Der heute Angeklagte war bereits direkt nach der Tat unter Verdacht geraten, der sich damals aber aus Sicht der Ermittler nicht erhärten ließ. Der 51-Jährige betrieb damals in der Nähe des Tatorts einen Militaria-Laden. Doch vor vier Jahren soll der Mann sich im Gespräch mit einem Mitgefangenen verraten haben, als er wegen einer anderen Sache im Gefängnis saß. Der Angeklagte bestreitet die Vorwürfe allerdings. Bis Juli sind 40 Verhandlungstage vor dem Düsseldorfer Landesgericht angesetzt.

"Wir erhoffen uns eine Verurteilung, damit die Betroffenen von damals mit der Tat abschließen können. Denn das ist schon eine große Belastung", sagte Szentei-Heise. Einige der Verletzten von damals treten als Nebenkläger im Prozess auf.

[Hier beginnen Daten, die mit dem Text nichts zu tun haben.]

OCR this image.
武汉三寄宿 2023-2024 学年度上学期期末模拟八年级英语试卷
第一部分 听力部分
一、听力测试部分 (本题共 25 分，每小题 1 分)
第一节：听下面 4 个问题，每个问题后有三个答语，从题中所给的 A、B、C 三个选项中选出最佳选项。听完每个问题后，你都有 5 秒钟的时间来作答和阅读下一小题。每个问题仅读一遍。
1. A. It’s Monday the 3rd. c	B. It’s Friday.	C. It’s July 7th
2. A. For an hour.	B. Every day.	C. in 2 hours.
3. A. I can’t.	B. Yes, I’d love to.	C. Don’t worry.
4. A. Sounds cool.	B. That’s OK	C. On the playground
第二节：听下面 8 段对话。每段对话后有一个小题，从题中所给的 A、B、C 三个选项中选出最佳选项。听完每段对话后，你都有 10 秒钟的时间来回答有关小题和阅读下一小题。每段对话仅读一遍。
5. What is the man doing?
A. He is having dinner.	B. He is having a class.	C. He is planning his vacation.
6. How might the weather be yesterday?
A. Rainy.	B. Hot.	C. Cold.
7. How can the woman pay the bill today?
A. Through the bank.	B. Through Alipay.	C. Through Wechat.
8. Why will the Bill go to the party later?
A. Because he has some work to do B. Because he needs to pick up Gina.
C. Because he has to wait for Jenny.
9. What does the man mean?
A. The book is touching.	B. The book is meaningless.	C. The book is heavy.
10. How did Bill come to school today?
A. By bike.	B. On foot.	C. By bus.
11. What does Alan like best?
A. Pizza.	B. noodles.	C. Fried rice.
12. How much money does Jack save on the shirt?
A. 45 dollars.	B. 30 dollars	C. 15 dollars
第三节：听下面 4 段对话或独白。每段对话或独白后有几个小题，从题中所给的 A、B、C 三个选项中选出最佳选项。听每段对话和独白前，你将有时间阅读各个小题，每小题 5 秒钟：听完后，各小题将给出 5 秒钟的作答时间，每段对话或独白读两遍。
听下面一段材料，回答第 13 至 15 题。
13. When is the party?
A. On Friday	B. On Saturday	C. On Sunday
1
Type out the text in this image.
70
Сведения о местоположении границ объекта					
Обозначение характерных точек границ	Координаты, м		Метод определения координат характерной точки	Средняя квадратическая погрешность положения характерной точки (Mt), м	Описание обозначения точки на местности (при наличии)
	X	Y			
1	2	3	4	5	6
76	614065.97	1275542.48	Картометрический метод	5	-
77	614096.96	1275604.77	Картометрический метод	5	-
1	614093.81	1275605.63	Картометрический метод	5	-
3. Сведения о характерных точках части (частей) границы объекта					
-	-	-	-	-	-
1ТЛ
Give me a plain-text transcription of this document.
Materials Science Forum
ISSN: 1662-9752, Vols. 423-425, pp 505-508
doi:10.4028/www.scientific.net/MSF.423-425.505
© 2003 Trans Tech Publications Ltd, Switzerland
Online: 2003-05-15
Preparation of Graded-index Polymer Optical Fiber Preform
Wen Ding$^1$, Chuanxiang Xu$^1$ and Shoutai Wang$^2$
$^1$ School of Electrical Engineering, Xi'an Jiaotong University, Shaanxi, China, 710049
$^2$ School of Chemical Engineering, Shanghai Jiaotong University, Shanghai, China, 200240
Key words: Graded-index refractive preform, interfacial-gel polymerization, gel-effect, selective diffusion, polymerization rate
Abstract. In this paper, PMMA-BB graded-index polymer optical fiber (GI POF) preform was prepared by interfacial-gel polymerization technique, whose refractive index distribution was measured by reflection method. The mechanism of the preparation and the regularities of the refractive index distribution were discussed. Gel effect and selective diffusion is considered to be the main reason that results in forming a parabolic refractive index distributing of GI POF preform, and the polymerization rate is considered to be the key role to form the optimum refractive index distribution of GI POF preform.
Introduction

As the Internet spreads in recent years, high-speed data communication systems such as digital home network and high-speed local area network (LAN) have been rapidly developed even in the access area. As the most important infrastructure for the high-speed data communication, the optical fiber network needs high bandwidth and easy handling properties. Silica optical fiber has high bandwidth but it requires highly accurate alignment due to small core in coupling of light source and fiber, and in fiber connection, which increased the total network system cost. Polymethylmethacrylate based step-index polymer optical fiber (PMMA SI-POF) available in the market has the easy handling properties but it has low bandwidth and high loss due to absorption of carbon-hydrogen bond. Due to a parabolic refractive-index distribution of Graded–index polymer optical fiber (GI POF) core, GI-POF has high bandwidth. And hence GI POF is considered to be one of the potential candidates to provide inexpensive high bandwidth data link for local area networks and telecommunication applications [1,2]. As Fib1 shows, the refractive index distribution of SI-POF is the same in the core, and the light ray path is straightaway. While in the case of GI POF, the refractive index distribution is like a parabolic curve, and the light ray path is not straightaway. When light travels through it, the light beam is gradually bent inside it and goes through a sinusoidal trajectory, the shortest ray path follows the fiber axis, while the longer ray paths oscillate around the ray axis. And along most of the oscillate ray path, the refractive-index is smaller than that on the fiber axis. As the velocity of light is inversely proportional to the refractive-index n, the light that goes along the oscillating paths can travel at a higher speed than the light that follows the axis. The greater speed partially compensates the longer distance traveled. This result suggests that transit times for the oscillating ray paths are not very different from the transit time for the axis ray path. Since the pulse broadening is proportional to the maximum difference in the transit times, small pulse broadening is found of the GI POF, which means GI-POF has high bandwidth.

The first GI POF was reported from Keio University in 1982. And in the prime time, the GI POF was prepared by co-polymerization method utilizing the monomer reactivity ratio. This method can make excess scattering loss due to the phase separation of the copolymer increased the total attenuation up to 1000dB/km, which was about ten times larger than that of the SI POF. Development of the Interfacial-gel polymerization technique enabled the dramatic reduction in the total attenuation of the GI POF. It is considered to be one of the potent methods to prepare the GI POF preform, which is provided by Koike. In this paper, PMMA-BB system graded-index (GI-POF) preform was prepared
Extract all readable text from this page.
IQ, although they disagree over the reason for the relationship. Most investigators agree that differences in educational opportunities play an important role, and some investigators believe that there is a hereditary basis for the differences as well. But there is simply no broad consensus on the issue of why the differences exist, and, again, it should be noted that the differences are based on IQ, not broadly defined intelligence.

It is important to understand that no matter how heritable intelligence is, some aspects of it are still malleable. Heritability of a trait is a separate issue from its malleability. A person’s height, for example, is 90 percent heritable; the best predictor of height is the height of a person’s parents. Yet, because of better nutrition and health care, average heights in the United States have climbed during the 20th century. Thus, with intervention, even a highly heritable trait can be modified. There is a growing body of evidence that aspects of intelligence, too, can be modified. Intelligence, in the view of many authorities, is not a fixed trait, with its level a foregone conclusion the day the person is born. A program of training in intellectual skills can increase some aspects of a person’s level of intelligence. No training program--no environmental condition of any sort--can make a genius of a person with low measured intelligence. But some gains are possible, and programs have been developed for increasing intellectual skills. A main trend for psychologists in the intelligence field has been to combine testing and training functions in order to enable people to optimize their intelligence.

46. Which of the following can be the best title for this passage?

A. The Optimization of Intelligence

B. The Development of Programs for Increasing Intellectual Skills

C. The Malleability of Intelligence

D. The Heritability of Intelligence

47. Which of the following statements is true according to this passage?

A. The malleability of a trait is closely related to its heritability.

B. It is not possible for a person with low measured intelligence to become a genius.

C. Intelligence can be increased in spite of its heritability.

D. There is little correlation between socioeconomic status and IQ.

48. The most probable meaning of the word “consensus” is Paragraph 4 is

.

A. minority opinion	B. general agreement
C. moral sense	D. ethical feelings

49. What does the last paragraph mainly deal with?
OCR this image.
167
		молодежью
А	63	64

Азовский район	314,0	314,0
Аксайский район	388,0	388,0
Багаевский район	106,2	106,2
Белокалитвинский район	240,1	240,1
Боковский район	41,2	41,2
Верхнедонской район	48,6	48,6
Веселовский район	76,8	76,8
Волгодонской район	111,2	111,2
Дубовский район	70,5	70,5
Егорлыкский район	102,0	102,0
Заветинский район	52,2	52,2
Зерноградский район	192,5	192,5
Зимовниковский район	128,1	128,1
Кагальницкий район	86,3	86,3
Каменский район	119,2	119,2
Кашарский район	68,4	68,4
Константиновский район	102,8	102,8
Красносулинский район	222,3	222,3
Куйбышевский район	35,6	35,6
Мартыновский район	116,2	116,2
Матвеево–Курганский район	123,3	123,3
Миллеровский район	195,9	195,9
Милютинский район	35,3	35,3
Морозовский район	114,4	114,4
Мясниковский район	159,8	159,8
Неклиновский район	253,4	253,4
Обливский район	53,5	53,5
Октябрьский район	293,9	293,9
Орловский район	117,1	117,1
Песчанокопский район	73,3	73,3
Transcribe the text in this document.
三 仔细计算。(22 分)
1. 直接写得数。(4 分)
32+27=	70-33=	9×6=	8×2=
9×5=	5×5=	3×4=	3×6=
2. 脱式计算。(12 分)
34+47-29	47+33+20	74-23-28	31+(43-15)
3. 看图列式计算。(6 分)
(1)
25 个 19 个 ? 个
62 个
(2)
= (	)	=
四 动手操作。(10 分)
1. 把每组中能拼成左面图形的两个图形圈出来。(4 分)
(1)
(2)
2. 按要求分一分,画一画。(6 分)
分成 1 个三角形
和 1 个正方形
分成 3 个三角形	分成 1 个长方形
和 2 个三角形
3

Die jüdische Gemeinde in Düsseldorf arbeite gut mit der Stadt und mit den Sicherheitsbehörden zusammen, so dass Juden hier gut und sicher leben können. Doch seit etwa zwei Jahren stelle man eine massive Zunahme judenfeindlicher Angriffe fest. "Es ist zwar so, dass die meisten Straftaten gegen Juden aus dem rechtsradikalen Milieu kommen, aber judenfeindliche Angriffe aus dem muslimischen Milieu nehmen zu. Und da müssen wir sehen, dass wir dem entgegentreten." Die jüdische Gemeinde wolle weiterhin mit ihrer Kultur und ihrer Tradition in der städtischen Gesellschaft präsent sein. So wird die Gemeinde in diesem Jahr erstmalig mit einem Karnevalswagen im Düsseldorfer Rosenmontagszug vertreten sein.